POR: Gina Tager*
Esta es la cosa…
Se nos ha enseñado que siempre tenemos que estar “BIEN”. Al punto en que podría pensarse que el “no causar molestias” es un requisito para ser socialmente aceptados… como si los cambios emocionales fueran una enfermedad, y la tristeza o el enojo, síntomas incómodos que no tenemos por qué “aventarle” a los demás.
SOMOS felicidad y tristeza.
La definición práctica de la felicidad es en extremo personal, lo mismo pasa con la tristeza, cada quien tiene una idea diferente de lo que lo hace sentir de una forma u otra y vive los efectos de ambos estados de forma distinta.
Hay historias de autores, escritores y pintores, que crearon sus más grandes obras a la par de sus más grandes periodos de depresión y melancolía. También hay relatos de científicos que no dieron con la respuesta que buscaban hasta que relajaron su mente y se dieron un momento de auto-cuidado.
La felicidad y la tristeza son estados que tienen nuestro sello personal. Nosotros definimos qué nos hace felices y qué nos provoca dolor emocional; y de la misma forma, definimos el lugar y la función que le damos a ambos estados en nuestra Vida.
Cuando sólo mostramos una parte de nosotros… condicionamos la expresión de nuestro ser, nos mostramos incompletos ante el mundo, nos negamos el derecho a sentir y a compartir lo que sentimos, y por ende, desperdiciamos el poder co-creativo que hay detrás de cada emoción.
Estas ganas de escondernos nacen del miedo. Miedo a mostrarnos débiles, a mostrarnos vulnerables, a dejar ver nuestra naturaleza y hacer frente al efecto que tendremos en el mundo si somos honestos y decimos realmente cómo nos sentimos. La verdad, la debilidad requiere verdadera fortaleza. Nada se rompe sin resistencia.
Tanto la sonrisa, la carcajada o la lágrima existen para ser vividas, notadas, escuchadas y compartidas.
Si más allá de nosotros, esperamos que los demás también estén “siempre bien” para la comodidad de todos, tengamos entonces en cuenta que con ello no sólo limitamos a las otras personas, también nos negamos la oportunidad de conocerlas -en verdad conocerlas- de compartir los miedos, caminarlos de la mano, sacudirlos y transformarlos en movimiento; en aprendizaje y crecimiento.
¿Cuál es el punto de esta dieta emocional?
Se pierde mucho y se gana poco o nada.
Volvamos a compartirnos con autenticidad. Regresemos a ese lugar donde se vale sentirse bien y se vale sentirse mal.
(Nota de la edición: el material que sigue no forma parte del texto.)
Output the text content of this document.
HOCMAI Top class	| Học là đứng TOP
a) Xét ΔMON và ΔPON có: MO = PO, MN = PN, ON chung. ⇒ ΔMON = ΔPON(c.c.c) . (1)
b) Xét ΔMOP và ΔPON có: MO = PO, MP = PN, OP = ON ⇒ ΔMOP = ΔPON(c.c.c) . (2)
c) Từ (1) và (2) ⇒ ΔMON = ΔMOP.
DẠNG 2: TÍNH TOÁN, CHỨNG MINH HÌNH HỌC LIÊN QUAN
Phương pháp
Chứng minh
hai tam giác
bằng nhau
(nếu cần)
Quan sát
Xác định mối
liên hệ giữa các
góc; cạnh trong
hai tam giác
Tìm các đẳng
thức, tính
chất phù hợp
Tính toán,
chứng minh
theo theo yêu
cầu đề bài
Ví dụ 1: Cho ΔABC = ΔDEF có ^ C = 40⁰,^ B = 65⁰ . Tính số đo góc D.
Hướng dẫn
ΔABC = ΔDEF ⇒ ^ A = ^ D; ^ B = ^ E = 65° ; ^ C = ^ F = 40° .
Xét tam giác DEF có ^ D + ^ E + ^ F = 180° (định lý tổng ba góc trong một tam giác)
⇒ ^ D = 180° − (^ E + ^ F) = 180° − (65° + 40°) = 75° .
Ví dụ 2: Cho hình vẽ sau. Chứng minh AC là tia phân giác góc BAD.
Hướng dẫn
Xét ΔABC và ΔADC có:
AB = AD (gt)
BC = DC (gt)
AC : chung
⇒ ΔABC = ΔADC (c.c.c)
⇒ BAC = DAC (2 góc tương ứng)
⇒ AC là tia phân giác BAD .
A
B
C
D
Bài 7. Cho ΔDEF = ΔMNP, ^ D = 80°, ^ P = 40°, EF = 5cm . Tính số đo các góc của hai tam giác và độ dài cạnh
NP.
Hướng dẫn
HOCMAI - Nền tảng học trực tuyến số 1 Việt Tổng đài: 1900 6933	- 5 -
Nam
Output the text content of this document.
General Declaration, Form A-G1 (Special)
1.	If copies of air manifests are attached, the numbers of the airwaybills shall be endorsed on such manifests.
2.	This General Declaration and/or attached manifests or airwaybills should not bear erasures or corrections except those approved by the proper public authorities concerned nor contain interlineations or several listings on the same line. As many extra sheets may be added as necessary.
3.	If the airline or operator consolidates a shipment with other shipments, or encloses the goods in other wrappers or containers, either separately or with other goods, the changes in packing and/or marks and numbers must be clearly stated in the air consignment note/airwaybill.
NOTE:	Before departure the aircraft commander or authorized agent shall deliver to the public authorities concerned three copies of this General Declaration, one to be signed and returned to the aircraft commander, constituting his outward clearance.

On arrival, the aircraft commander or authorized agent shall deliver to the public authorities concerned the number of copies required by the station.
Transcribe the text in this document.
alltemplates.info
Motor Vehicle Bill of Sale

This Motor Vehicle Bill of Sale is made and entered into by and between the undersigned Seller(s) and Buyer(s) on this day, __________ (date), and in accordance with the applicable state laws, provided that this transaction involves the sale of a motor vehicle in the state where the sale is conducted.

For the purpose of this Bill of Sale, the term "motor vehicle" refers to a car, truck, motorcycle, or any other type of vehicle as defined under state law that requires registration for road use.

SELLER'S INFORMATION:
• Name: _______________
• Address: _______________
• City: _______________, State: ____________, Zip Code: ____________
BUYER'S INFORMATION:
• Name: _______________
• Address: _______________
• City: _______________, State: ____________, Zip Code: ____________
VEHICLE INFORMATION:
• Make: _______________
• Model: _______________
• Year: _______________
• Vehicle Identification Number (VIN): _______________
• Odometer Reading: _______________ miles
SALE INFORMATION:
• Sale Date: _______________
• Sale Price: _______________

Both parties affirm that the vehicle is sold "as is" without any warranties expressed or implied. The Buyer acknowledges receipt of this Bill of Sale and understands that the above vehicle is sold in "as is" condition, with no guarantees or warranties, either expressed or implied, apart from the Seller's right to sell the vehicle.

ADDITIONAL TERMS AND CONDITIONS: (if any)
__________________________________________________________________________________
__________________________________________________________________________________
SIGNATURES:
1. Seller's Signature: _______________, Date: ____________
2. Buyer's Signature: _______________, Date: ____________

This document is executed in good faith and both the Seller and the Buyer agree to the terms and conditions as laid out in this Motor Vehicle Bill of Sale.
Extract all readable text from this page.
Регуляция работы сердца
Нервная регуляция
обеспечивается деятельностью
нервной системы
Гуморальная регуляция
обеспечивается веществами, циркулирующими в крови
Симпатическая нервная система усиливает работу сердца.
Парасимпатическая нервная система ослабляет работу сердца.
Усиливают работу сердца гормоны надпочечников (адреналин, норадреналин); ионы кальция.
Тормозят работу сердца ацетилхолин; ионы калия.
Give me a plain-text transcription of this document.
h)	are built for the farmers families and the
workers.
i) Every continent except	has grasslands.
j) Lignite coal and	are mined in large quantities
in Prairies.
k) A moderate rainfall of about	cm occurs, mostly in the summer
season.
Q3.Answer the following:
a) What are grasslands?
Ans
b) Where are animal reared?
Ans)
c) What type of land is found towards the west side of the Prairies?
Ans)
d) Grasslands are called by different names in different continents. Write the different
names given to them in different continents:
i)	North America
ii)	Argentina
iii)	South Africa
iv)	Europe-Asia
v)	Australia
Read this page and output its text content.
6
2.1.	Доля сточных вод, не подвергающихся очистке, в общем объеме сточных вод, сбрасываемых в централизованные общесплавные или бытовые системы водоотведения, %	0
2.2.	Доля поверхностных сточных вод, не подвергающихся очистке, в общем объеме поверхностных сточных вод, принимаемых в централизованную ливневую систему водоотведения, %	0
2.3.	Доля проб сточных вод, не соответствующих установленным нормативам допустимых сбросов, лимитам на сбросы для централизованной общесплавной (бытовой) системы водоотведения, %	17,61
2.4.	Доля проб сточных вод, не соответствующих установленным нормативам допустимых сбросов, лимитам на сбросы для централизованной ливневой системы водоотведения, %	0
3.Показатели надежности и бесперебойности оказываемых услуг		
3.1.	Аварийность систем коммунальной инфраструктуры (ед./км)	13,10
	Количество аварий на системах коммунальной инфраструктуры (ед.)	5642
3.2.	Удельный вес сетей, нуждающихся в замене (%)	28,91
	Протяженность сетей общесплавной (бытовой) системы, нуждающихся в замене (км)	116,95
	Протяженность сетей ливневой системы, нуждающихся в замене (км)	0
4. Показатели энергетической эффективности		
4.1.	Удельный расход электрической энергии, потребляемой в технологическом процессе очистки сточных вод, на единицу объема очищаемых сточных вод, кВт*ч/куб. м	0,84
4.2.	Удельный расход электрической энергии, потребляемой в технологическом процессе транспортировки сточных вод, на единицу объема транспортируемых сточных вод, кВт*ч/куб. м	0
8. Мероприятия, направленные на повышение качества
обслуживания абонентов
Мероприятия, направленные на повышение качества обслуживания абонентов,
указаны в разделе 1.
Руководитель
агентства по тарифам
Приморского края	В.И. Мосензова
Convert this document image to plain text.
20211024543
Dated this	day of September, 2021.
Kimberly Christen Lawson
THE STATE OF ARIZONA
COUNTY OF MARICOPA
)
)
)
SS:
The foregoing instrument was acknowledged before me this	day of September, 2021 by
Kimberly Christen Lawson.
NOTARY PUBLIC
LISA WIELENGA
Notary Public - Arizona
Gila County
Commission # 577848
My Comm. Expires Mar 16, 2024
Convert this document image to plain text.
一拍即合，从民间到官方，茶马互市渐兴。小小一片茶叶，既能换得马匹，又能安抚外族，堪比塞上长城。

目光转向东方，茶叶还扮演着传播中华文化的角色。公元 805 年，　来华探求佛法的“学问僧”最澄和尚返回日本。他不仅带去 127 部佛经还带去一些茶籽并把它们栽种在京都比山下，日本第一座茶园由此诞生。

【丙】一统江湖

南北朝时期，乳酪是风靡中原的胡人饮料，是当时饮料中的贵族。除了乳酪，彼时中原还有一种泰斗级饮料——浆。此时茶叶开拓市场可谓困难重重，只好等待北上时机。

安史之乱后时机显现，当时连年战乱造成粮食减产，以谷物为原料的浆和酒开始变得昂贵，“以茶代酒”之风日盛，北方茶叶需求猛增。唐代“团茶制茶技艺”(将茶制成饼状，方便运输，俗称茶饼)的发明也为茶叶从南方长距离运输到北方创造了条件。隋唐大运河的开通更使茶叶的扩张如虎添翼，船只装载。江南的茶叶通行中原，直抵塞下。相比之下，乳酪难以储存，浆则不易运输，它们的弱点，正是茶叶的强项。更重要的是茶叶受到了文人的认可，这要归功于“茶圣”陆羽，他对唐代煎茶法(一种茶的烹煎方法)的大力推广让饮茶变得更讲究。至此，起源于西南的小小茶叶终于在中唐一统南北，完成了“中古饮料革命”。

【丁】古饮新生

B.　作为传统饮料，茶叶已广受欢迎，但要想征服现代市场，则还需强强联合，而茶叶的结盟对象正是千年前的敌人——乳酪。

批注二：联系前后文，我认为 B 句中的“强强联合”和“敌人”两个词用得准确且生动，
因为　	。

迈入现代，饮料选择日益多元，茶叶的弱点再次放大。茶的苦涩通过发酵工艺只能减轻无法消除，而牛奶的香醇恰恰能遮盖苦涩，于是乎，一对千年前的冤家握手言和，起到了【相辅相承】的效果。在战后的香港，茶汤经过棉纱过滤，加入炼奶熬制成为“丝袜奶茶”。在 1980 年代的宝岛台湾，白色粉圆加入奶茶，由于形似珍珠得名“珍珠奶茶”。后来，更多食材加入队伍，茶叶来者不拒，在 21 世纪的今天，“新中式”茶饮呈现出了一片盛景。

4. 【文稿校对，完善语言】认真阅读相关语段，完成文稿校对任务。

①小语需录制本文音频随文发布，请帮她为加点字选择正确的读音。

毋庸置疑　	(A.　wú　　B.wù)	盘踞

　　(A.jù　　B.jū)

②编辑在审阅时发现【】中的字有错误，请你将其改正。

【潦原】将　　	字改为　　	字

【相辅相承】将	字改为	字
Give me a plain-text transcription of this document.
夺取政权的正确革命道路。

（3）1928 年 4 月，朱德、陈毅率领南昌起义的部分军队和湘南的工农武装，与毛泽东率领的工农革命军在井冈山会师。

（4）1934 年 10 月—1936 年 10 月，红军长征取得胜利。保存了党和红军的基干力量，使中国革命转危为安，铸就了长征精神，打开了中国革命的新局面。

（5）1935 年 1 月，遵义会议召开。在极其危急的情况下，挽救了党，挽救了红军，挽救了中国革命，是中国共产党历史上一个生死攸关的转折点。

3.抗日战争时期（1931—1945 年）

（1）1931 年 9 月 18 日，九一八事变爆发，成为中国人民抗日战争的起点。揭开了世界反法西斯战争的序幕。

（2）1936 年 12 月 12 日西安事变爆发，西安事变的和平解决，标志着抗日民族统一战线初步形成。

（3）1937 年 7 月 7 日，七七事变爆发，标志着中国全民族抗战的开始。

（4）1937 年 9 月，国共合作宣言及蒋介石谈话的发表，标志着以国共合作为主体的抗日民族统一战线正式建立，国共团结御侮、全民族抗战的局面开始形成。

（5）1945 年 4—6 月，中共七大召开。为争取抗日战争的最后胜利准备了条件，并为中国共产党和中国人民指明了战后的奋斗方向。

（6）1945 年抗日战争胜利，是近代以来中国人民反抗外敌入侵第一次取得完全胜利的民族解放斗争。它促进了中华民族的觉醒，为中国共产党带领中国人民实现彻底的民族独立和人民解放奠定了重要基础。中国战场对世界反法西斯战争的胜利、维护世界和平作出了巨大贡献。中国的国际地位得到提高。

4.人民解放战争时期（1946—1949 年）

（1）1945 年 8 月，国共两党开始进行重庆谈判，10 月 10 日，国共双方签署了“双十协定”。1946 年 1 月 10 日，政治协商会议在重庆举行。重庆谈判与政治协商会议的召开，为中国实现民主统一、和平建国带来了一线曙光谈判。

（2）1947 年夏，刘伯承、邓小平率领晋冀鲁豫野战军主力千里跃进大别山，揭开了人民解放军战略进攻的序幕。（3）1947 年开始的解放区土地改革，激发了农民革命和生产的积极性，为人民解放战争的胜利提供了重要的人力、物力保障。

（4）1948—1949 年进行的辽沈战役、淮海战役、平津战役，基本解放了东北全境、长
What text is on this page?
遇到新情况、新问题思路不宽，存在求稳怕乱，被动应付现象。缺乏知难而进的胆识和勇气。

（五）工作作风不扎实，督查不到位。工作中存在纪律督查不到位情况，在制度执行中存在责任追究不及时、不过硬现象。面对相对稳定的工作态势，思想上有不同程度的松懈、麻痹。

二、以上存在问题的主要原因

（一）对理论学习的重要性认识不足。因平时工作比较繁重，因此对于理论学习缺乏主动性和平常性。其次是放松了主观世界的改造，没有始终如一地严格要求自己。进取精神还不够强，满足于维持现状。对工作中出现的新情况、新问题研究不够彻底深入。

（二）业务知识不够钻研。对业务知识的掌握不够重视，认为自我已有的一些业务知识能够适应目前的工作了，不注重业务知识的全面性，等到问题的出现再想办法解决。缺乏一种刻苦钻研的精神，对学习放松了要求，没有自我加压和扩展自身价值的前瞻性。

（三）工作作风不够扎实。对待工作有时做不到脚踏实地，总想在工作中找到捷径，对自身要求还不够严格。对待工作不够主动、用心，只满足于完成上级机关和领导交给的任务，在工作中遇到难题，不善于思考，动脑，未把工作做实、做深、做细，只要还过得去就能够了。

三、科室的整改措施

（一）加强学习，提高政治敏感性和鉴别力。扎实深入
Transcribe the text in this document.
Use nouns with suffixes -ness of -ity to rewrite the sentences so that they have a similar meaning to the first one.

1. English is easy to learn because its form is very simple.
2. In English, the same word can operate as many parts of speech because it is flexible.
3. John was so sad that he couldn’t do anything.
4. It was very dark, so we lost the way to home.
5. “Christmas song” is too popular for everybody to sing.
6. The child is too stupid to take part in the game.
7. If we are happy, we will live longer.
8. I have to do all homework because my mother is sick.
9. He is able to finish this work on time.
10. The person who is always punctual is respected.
Ese espacio donde nuestra esencia permanece intacta, donde sabemos que podemos ser y expresarnos sin miedo a perder un lugar. Volvamos a definirnos por lo que somos y sentimos, y no por cómo nos ven los demás.
Volvamos a amar sin limitantes, sin expectativas y sin moldes.
El bienestar no es algo estático ni constante; las emociones tampoco son estáticas, pero sí son constantes. Aspirar a tenerlas “bajo control” y en un horario predeterminado, es lo mismo que pretender tener y mantener el cuerpo “perfecto” o la alimentación perfecta, es comprar un boleto directo a las islas del fracaso y la frustración, sin escalas.
Es querer tener una vida, un cuerpo y un corazón impermeable al cambio, inerte y desconectado del mundo.
–¿Te incomoda el dolor ajeno?
–¿Te incomoda tu propio dolor?
Darle un lugar a las emociones más incómodas le da textura y profundidad a nuestro carácter. Dar espacio a las “imperfecciones” de nuestra personalidad, de nuestra genética, de nuestro cuerpo y nuestra historia, nos hace reales, de carne y hueso.
Seres humanos REALES… ¡ese es el tipo de SER humano que el mundo necesita!
¿no crees?
Está bien ser vulnerable.
Está bien SER IMPERFECTO.
Es en aquello que nos diferencia del resto y nos hace únicos, donde reside nuestra fortaleza.
¿Te permites la tristeza? ¿te permites la melancolía?… ¿te permites ser FELIZ?